While the laws were originally passed to give terminally ill people an option to end their life before they die in pain, the requirements to qualify for the program have slowly been loosened over time.
Canada’s medical assistance in dying laws allow almost anyone who can claim some form of hardship or disability to receive physician-assisted suicide, regardless of how minor those disabilities might be.
Aside from bouts of depression over his hearing, Nichols was otherwise healthy.
However, his brother claimed doctors railroaded Nichols into killing himself.
Nichols’ family said that hospital staff helped him request euthanasia and pushed him to do it, a story that has been repeated many times by other disabled or sick Canadians.
It is now so easy for a person to be euthanized in Canada, that allegations are emerging that the Canadian government-run socialized healthcare system is now euthanizing the country’s sick and poor people rather than treating them.
Recently, Live Action News reported that the Quebec College of Physicians has made a recommendation that infants who experience “grave malformations” where life expectancy is “basically nil” should be eligible for euthanasia under Canada’s Medical Assistance in Dying (MAiD) laws.
Now, it seems that this recommendation is more than just a shocking suggestion.
A report from the National Post reveals that some parents are already asking for their children to be euthanized.
According to the Post, some Canadian doctors have said, “that specific and explicit requests for MAID have come from parents involving very young children.”
Dr. David Lysecki, a pediatric palliative care specialist at McMaster University’s department of pediatrics said that some parents are seeking death for their child, even though with surgery and life support “we can sometimes keep their body alive for years.
“But that child would never be able to process the outside world in a cognizant way.”
“Some families ask, ‘If they’re going to die at the end of this anyway, maybe three weeks from now, and we don’t believe they’re going to have meaningful positive experiences between then and now, why must we all have to go through this period of waiting,’” he said.
“We are not at all talking about babies born with a handicap,” said Dr. Alain Naud, a family physician and clinical professor at Laval University, and one of the most vocal advocates of assisted dying in Quebec.
“We are really talking about situations which, at birth, are incompatible with life in the short term — in a matter of days, weeks, or months.”

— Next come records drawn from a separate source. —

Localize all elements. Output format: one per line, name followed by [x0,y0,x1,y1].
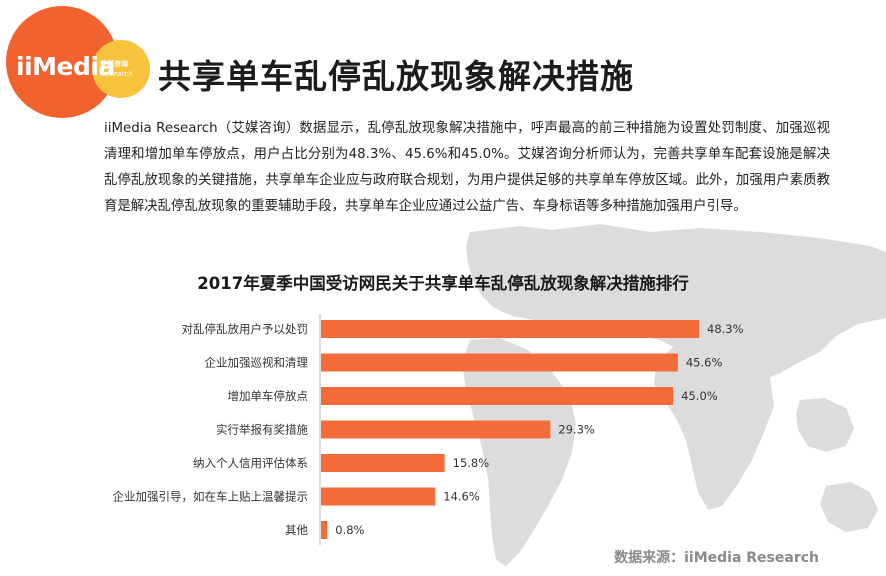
data-source: 数据来源：iiMedia Research [614,550,819,566]
value-label: 15.8% [453,456,490,470]
logo-cn-text: 艾媒咨询 [100,60,128,68]
category-label: 实行举报有奖措施 [216,423,308,437]
value-label: 48.3% [707,322,744,336]
logo-en-text: Research [100,70,133,78]
iimedia-logo: iiMedia 艾媒咨询 Research [6,6,156,118]
bar [321,353,678,372]
logo-circle-secondary [92,40,150,98]
intro-paragraph: iiMedia Research（艾媒咨询）数据显示，乱停乱放现象解决措施中，呼… [104,121,830,214]
bar [321,454,445,472]
category-label: 企业加强引导，如在车上贴上温馨提示 [113,490,309,504]
page-title: 共享单车乱停乱放现象解决措施 [158,57,634,96]
category-label: 企业加强巡视和清理 [205,356,309,370]
category-label: 对乱停乱放用户予以处罚 [182,322,309,336]
value-label: 29.3% [558,423,595,437]
value-label: 45.0% [681,389,718,403]
category-label: 纳入个人信用评估体系 [193,456,308,470]
bar [321,420,551,439]
category-label: 其他 [285,523,308,537]
value-label: 0.8% [335,523,364,537]
bar [321,487,436,506]
bar [321,387,674,405]
logo-wordmark: iiMedia [16,52,115,81]
value-label: 45.6% [686,356,723,370]
category-label: 增加单车停放点 [228,389,309,403]
chart-title: 2017年夏季中国受访网民关于共享单车乱停乱放现象解决措施排行 [197,274,689,293]
bar [321,521,328,539]
value-label: 14.6% [443,490,480,504]
bar [321,320,699,338]
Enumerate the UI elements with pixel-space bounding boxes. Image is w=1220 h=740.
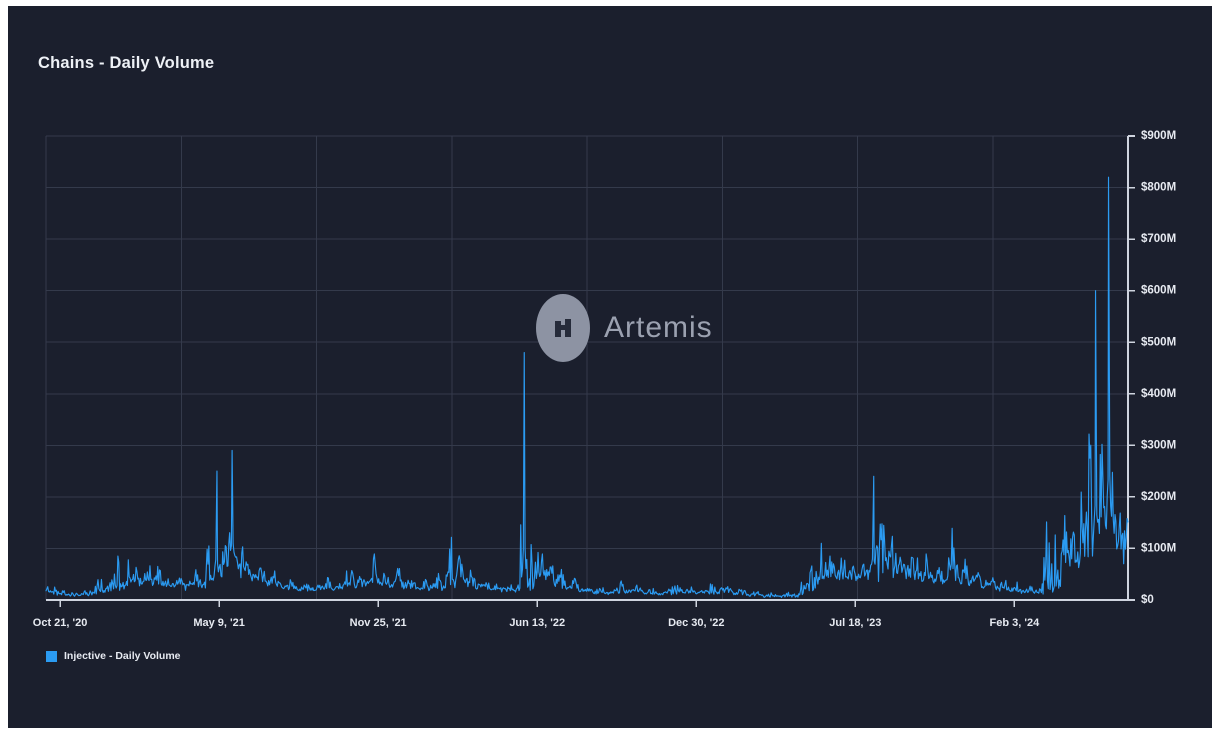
legend-color-swatch bbox=[46, 650, 57, 662]
y-axis-label: $100M bbox=[1141, 542, 1176, 554]
y-axis-label: $800M bbox=[1141, 182, 1176, 194]
y-axis-label: $700M bbox=[1141, 233, 1176, 245]
y-axis-label: $300M bbox=[1141, 439, 1176, 451]
legend-item-label: Injective - Daily Volume bbox=[64, 650, 181, 662]
x-axis-label: Nov 25, '21 bbox=[350, 617, 407, 629]
chart-plot-area: $0 $100M $200M $300M $400M $500M $600M $700M $80… bbox=[8, 6, 1212, 728]
daily-volume-line-chart[interactable]: $0 $100M $200M $300M $400M $500M $600M $700M $80… bbox=[8, 6, 1212, 728]
x-axis-label: Feb 3, '24 bbox=[990, 617, 1041, 629]
y-axis-label: $400M bbox=[1141, 388, 1176, 400]
chart-card: Chains - Daily Volume $0 $100M $200M $300M $… bbox=[8, 6, 1212, 728]
series-line-injective-daily-volume[interactable] bbox=[45, 176, 1129, 598]
x-axis-label: Oct 21, '20 bbox=[33, 617, 88, 629]
x-axis-label: Jul 18, '23 bbox=[829, 617, 881, 629]
y-axis-label: $200M bbox=[1141, 491, 1176, 503]
x-axis-label: May 9, '21 bbox=[193, 617, 245, 629]
x-axis-label: Jun 13, '22 bbox=[509, 617, 565, 629]
y-axis-label: $500M bbox=[1141, 336, 1176, 348]
chart-legend[interactable]: Injective - Daily Volume bbox=[46, 650, 181, 662]
y-axis-label: $600M bbox=[1141, 285, 1176, 297]
page-title: Chains - Daily Volume bbox=[38, 54, 215, 72]
y-axis-label: $0 bbox=[1141, 594, 1154, 606]
y-axis-label: $900M bbox=[1141, 130, 1176, 142]
x-axis-label: Dec 30, '22 bbox=[668, 617, 724, 629]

University of Toronto professor Kerry Bowman disagrees with the idea that just because a child may die, their parents have the right to ask for their death.
“I’m not convinced we need this,” Bowman said, “because it’s not the wishes and values of the patient anymore.
“It’s the wishes and values of the parents.”
“Look, I get it, that’s what we do, that’s what parents do (make decisions for children),” Bowman added.
“But it’s not as clean a distinction, ethically, as it is when someone says, ‘I’ve been living with this pain for 15 years and I can’t do it anymore.’
“That’s very different from guessing what you think a baby would want.”
While proponents of infant euthanasia paint it as an act of mercy, infants are incapable of giving free consent to their own deaths, making these killings more similar to murder than to suicide.
A better, more humanity-affirming strategy euthanasia proponents should instead seek is better palliative and comfort care for the children, dedicated medical professionals who recognize the dignity and worth of each child, and a better support system for these parents to help them with the challenges that come with caring for a disabled child.